Posted: October 17, 2016
Contributing Authors: Dick James
One of the lesser-known stories of mobile phone evolution is the development of proximity sensing in order to save power and disable touch screen functions when the phone is actually being used as a phone. This essentially means turning off the screen (and the touch capability tasks) when the phone is brought up to the ear.
The Early Days
In the very early days there was no such thing, back then a simple photodiode was used to sense the change in light level. This worked in most circumstances, but under certain conditions (e.g. an old guy with a white beard) it didn’t, to the embarrassment of the manufacturers. With the screen on, of course, the touch function still works, and an inadvertent touch could hang up the call. Apparently iPhone 4 got a bad name for this particular fault.
As a result active systems were introduced, usually with an LED in combination with light sensors to sense the change in light as the phone comes to the face, and then confirm facial proximity with active illumination from the LED. If the proximity sensor receives reflected light above a pre-defined threshold level, it turns the screen off. This threshold level has to be set so that it functions in close to 100% of situations, irrespective of the reflectance of the adjacent surface.
Now we are seeing a further step in the sequence in the transition from the iPhone 6s to the iPhone 7. The 6s used the LED + sensors option, but the iPhone 7 appears to have gone to the next stage and introduced a time-of-flight (ToF) sensor. The advantage of ToF is that it doesn’t depend on reflected light level, instead it actually measures the time of travel of photons emitted from a laser diode, and this travel time is independent of the reflectance of the target surface.
The First ToF
We first saw a ToF sensor in the Blackberry Passport, which introduced us to the concept, and the STMicroelectronics VL6180, a three-in-one smart optical module, incorporating a proximity sensor, an ambient light sensor, and a vertical-cavity surface-emitting laser (VCSEL) light source. We subsequently found it in a few other LG phones:
The proximity sensor is actually an array of single photon avalanche diodes (SPADs), which fortunately can be integrated into a regular CMOS process.
The VL6180 actually has two SPAD arrays on-die, together with the ambient light sensor. The VCSEL is co-packaged with the die to give the complete unit.
In January, STMicroelectronics announced its second-generation sensor, the VL53L0, which we found in half a dozen phones this year, all from the Asia-Pacific region (don’t forget that Motorola is now Lenovo).
Both of these were used as range-finding devices for the primary camera, not as proximity sensors for phone operation.

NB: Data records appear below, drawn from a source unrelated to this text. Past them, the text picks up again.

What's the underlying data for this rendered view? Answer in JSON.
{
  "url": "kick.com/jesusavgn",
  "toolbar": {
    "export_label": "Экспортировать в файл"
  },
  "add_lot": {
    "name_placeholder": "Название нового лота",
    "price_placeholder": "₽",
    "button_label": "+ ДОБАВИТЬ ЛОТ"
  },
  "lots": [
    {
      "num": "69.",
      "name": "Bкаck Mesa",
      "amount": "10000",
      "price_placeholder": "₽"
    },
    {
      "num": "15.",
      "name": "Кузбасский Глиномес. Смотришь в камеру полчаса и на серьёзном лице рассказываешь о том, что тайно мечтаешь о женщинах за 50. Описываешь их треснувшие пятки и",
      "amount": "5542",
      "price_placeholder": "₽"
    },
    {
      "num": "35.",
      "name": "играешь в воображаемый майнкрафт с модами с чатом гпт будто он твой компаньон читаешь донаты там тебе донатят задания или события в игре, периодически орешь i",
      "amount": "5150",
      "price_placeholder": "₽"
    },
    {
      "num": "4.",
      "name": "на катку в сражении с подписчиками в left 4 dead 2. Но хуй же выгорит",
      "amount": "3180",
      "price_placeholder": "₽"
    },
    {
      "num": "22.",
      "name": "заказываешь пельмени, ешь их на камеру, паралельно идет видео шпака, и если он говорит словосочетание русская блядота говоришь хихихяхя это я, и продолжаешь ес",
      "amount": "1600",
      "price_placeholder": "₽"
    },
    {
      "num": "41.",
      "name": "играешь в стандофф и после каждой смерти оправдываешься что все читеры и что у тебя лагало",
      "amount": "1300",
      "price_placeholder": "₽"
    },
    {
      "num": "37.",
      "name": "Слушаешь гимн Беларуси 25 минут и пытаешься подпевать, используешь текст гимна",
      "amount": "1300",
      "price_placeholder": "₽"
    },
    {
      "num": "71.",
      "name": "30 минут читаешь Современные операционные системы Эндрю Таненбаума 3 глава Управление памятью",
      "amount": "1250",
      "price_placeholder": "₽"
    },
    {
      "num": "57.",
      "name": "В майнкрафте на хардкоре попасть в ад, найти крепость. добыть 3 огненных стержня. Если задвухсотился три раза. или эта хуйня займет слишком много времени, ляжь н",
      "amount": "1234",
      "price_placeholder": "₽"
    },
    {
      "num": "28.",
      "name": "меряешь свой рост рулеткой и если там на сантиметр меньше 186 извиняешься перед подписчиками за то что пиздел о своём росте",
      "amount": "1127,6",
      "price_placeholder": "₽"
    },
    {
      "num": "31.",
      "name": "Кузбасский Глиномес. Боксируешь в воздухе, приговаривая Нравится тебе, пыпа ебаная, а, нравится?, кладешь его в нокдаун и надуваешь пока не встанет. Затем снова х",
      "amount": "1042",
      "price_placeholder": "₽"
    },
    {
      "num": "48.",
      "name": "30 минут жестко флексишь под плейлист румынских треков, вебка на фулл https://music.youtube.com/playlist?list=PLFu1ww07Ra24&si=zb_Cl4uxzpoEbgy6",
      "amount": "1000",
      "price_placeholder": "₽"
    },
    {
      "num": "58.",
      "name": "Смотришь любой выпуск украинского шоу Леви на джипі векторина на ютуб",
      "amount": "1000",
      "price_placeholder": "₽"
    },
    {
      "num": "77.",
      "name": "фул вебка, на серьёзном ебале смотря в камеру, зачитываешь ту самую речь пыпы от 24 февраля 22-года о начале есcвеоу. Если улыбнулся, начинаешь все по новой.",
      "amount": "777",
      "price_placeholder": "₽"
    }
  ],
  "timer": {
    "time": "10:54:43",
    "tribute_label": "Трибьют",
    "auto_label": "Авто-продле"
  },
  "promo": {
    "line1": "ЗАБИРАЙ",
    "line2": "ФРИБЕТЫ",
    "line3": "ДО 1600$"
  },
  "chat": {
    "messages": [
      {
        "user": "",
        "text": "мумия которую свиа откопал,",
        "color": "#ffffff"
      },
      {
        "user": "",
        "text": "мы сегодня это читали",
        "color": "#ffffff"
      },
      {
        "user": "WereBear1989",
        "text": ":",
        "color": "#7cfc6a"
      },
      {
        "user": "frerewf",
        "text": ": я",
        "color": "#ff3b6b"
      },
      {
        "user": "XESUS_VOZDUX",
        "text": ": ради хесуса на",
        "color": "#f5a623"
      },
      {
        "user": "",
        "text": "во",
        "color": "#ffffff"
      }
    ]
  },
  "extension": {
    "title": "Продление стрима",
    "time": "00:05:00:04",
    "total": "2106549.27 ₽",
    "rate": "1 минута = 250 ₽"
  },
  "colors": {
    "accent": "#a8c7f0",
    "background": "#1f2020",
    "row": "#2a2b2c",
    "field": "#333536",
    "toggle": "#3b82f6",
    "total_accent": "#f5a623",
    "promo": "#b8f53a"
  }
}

The VL53L0 has dispensed with the ambient light sensor, and the SPAD arrays have been modified.
Now we get to the iPhone 7 – when we looked at the selfie camera side, and took out the sub-assembly, both the ambient light sensor and the LED/sensor module were different from those in the 6s model.
When we take them off and look at the module, it looks very ST-ish: Looking at the die, it is not the same, but definitely similar in style and die numbering (S2L012AC) to the VL53L0/S3L012BA die with the two SPAD arrays, however this time the VCSEL is bonded on top of the ToF die to give a very compact module.
Based on this we think it is safe to conclude that the proximity sensor is now a ToF sensor that can also act as an accurate rangefinder for the selfie camera. It was also in the 7 Plus, so a good design win for STMicroelectronics. So far nothing has been announced by either Apple or STMicroelectronics, but it is yet another one of the subtle improvements that we see in the evolution of mobile phones.
During our teardown, we also looked at the ambient light sensor, which is actually the same one that was in the iPhone 6s, and looks fairly conventional. We don’t know who makes it, but it does have Star Trek’s Starship Enterprise on board!